Suspiré y me recordé a mí mismo que tenía obligaciones que cumplir. Si a mis treinta y cinco años poseía una hermosa casa nueva y un próspero despacho de abogado, se lo debía en gran medida a la protección de lord Cromwell. Y trabajar para él era trabajar para la Reforma, hacer algo digno a los ojos de Dios. Al menos, eso creía entonces. Además, debía de tratarse de algo importante, puesto que había enviado a Grey. No había visto al primer secretario y vicario general -en esos momentos, lord (Iromwell tenía ambos cargos- desde hacía dos años. Sacudí las riendas y conduje a Chancery, entre la muchedumbre de viajeros y comerciantes, cortabolsas y cortesanos en ciernes, hacia el inmenso hervidero de Londres.

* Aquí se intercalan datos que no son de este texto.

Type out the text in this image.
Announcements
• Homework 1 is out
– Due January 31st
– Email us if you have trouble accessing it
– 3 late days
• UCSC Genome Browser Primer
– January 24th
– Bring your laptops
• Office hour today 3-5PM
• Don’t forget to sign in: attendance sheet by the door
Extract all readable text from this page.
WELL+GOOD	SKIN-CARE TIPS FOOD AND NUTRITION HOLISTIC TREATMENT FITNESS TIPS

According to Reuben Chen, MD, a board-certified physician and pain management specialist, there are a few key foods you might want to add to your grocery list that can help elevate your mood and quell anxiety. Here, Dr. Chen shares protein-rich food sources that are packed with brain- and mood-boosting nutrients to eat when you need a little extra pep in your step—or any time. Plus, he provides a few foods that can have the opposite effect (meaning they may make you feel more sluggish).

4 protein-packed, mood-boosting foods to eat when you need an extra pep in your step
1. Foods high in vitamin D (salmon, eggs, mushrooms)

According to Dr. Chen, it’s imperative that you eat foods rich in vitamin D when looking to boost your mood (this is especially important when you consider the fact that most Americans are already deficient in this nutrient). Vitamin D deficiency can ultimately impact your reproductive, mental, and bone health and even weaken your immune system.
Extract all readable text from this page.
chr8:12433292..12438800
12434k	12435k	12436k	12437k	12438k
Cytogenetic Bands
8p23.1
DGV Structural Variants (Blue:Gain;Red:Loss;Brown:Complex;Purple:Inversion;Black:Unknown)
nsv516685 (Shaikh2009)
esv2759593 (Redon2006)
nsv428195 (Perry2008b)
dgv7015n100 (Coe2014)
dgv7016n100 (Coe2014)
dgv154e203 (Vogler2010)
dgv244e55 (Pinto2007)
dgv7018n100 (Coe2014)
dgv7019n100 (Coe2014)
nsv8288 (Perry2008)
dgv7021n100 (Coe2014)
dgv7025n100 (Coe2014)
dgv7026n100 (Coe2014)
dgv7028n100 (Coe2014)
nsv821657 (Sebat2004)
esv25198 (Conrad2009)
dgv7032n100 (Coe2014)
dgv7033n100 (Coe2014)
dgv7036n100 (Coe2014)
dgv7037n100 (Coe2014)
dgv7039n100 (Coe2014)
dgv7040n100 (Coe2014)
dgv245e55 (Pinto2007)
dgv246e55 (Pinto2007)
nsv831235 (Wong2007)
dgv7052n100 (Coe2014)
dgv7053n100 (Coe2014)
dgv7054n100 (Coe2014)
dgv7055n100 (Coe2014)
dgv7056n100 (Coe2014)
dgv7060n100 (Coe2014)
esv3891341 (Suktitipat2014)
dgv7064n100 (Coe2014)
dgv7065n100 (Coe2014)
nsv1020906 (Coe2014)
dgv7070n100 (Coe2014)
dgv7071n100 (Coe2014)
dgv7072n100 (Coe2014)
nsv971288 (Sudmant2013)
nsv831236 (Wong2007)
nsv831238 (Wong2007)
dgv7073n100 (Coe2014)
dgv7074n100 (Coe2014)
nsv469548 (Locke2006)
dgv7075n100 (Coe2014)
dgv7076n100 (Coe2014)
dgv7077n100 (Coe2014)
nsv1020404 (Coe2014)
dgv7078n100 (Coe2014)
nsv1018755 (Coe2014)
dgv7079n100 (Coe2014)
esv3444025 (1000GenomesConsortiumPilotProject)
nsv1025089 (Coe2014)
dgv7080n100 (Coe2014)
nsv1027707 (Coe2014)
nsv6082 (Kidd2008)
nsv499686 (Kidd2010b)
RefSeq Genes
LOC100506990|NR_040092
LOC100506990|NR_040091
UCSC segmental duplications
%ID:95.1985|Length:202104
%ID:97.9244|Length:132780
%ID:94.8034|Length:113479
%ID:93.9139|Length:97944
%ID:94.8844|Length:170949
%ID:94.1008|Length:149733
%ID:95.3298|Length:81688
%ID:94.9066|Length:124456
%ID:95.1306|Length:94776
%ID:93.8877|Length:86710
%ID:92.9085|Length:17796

En Ludgate Hill me entró hambre al ver un tenderete rebosante de manzanas y peras y desmonté para comprar unas pocas. Mientras le daba una manzana a Chancery, vi en una calle lateral un grupo de unas treinta personas que murmuraban excitadamente delante de una taberna. No pude por menos de preguntarme si no se trataría de otro charlatán trastornado por una apresurada lectura de la nueva traducción de la Biblia y metido a profeta. Si era así, más le valía andarse con ojo con los alguaciles.

Entre las personas que estaban en la parte exterior del grupo, había varias mejor vestidas que el resto. Una de ellas era William Pepper, abogado del Tribunal de Desamortización, al que acompañaba un joven que iba embutido en un estridente jubón acuchillado de colores vivos. Incitado por la curiosidad, tiré de la rienda de Chancery y me acerqué al grupo, procurando evitar la corriente de orines del arroyo. Antes de que llegara a donde estaban, Pepper se volvió.

– ¡Hombre, Shardlake! Este último trimestre os he echado de menos en los tribunales. ¿Dónde os habíais metido? -Mi colega se volvió hacia su acompañante-. Permitidme que os presente a Jonathan Mintling, recién salido de los Inns of Court, la escuela de leyes, y afortunado nuevo miembro de nuestra familia del Tribunal de Desamortización. Jonathan, os presento al doctor Matthew Shardlake, el jorobado más astuto de los tribunales ingleses.

Me incliné ante el joven, haciendo oídos sordos al grosero comentario de Pepper. Recientemente lo había derrotado en los tribunales, y las lenguas de los picapleitos siempre están bien afiladas para la venganza.

– ¿Qué ocurre? -pregunté.

Pepper se echó a reír.

– Ahí dentro hay una mujer que tiene un pájaro de las Indias. Dice que puede hablar tan bien como cualquier cristiano. Estamos esperando que salga con él.

La calle descendía en pendiente hacia la taberna, de modo que, a pesar de mi escasa estatura, podía ver la puerta sin dificultad. En ese momento, una gruesa anciana vestida con mugrientos andrajos apareció en el umbral sosteniendo una percha de hierro con tres pies. Encaramado en ella, había un pájaro en verdad extraño. Era más grande que un cuervo, tenía el pico corto y acabado en un temible gancho, y sus plumas, rojas y doradas, eran tan brillantes que casi deslumbraban en contraste con el sucio gris de la calle. La muchedumbre se arremolinó a su alrededor.